Zero-Knowledge Proof (ZKP)
A zero-knowledge proof (ZKP) is a cryptographic method that lets one party prove a statement is true without revealing the underlying data.
Zero-Party Data
Zero-party data is data a customer intentionally and proactively shares with a brand (preferences, intents, goals), rather than inferred or tracked.
Zero-Shot Classification
Zero-shot classification assigns labels to text without training a task-specific classifier, usually by using natural language label descriptions.
Zero-Shot Learning
The ability of an AI model to perform tasks or recognize classes for which it has seen no explicit examples during training.
Zero-Shot Prompting
Zero-shot prompting is prompting a model with instructions and constraints without providing explicit examples.
Zero-Shot vs Few-Shot
Zero-shot uses no examples; few-shot includes a small number of examples in the prompt to steer behavior.
Zettabyte
A zettabyte (ZB) is a unit of data equal to 10²¹ bytes.
Zettelkasten
Zettelkasten is a knowledge-management method based on atomic notes and dense linking between ideas to build a scalable "knowledge graph" of concepts.
Zipf's Law
Zipf's law describes how, in many natural datasets (language, queries), a few items are extremely frequent while most items are rare (long-tail distribution).
Zipping Artifacts
Zipping artifacts bundles files (models, configs, logs, datasets, build outputs) into a compressed archive for storage, transport, or deployment.
ZK-SNARK
ZK-SNARK is a type of zero-knowledge proof designed to be succinct and efficiently verifiable.
ZK-STARK
ZK-STARK is a type of zero-knowledge proof designed to be transparent (no trusted setup) and scalable, often with different performance tradeoffs than SNARKs.
ZKML (Zero-Knowledge Machine Learning)
ZKML refers to applying zero-knowledge proof techniques to machine learning so one can prove properties about ML inference/training without revealing sensitive inputs or model internals.
Zod
Zod is a TypeScript-first schema validation library used to define and validate data structures at runtime.
Zombie Process
A zombie process is a process that has finished execution but still has an entry in the process table because its parent hasn't reaped its exit status.
Zonal vs Regional Services
Zonal services operate within a single availability zone; regional services span multiple zones within a region.
Zone Redundancy
Zone redundancy is deploying services across multiple availability zones to remain resilient if one zone fails or degrades.
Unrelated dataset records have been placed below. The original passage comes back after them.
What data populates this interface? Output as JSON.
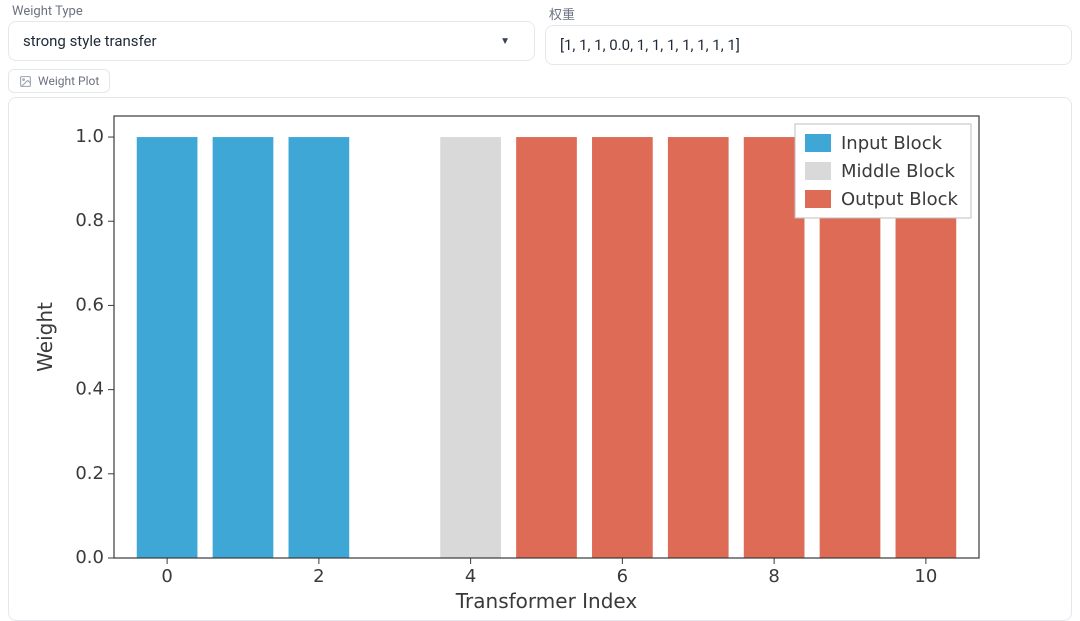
{
  "controls": {
    "weight_type_label": "Weight Type",
    "weight_type_value": "strong style transfer",
    "weights_label": "权重",
    "weights_value": "[1, 1, 1, 0.0, 1, 1, 1, 1, 1, 1, 1]"
  },
  "tab": {
    "label": "Weight Plot"
  },
  "chart_data": {
    "type": "bar",
    "categories": [
      0,
      1,
      2,
      3,
      4,
      5,
      6,
      7,
      8,
      9,
      10
    ],
    "series": [
      {
        "name": "Input Block",
        "indices": [
          0,
          1,
          2
        ],
        "values": [
          1,
          1,
          1
        ],
        "color": "#3fa7d6"
      },
      {
        "name": "Middle Block",
        "indices": [
          3,
          4
        ],
        "values": [
          0.0,
          1
        ],
        "color": "#d9d9d9"
      },
      {
        "name": "Output Block",
        "indices": [
          5,
          6,
          7,
          8,
          9,
          10
        ],
        "values": [
          1,
          1,
          1,
          1,
          1,
          1
        ],
        "color": "#dd6b56"
      }
    ],
    "xlabel": "Transformer Index",
    "ylabel": "Weight",
    "xlim": [
      -0.7,
      10.7
    ],
    "ylim": [
      0.0,
      1.05
    ],
    "y_ticks": [
      0.0,
      0.2,
      0.4,
      0.6,
      0.8,
      1.0
    ],
    "x_ticks": [
      0,
      2,
      4,
      6,
      8,
      10
    ],
    "legend_entries": [
      "Input Block",
      "Middle Block",
      "Output Block"
    ],
    "legend_position": "upper right",
    "bar_width": 0.8,
    "colors": {
      "input": "#3fa7d6",
      "middle": "#d9d9d9",
      "output": "#dd6b56",
      "spine": "#3a3a3a",
      "tick": "#3a3a3a",
      "text": "#3a3a3a"
    }
  }
}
ZooKeeper (Apache ZooKeeper)
Apache ZooKeeper is a distributed coordination service used for configuration management, leader election, and distributed locks.
Zstandard (zstd)
Zstandard (zstd) is a fast compression algorithm designed to provide high compression ratios with low CPU overhead.
ZTNA (Zero Trust Network Access)
ZTNA is a zero-trust approach to granting network access based on identity and context, often replacing legacy VPN patterns with app-level access controls.